Electron Transport and Recombination in ZnO-Based Dye-Sensitized Solar Cells

Abstract

The photovoltaic performance of ZnO-based dye-sensitized solar cells (DSCs) has been studied for three different configurations involving two dyes and two types of electrolytes with the iodide/iodine as redox mediator: ZnO/N719/organic solvent electrolyte (C1), ZnO/D149/organic solvent electrolyte (C2), and ZnO/N719/ionic liquid electrolyte (C3). The DSCs were characterized by measuring current–voltage curves and photovoltage as a function of light intensity and by electrochemical impedance spectroscopy (EIS), intensity-modulated photocurrent spectroscopy (IMPS), intensity-modulated photovoltage spectroscopy (IMVS), and open circuit photovoltage decay (OCVD).
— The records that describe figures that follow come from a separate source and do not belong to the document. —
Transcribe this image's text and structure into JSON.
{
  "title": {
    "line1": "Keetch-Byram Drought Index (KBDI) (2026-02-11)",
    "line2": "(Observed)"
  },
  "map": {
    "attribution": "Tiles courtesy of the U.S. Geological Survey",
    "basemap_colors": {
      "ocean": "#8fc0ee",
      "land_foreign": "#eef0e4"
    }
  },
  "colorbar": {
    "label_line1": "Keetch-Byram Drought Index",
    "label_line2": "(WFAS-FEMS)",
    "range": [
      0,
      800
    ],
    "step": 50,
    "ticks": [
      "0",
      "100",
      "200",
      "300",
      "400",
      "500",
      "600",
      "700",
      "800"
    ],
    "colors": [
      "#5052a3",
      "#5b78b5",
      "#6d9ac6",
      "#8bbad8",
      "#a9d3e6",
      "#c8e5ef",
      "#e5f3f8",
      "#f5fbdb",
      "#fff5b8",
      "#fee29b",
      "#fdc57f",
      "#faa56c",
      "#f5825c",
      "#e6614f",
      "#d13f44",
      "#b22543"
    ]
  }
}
The results demonstrate the good light harvesting properties of the D149 dye and highlight the photovoltage limitation of the solvent-free (ionic liquid) electrolyte. The intensity dependence of the photovoltage and the OCVD, EIS, and IMVS results provide evidence of the nonlinear character of the recombination kinetics. It has been found that by combining EIS and IMPS data it is possible to overcome the problem of transport resistance determination for cells where there is no clear transmission line feature in the impedance measurements. The resulting electron diffusion lengths (Ln) indicate good electron collection for all studied cells, pointing to poor injection as the main limitation in DSCs based on the ZnO semiconductor.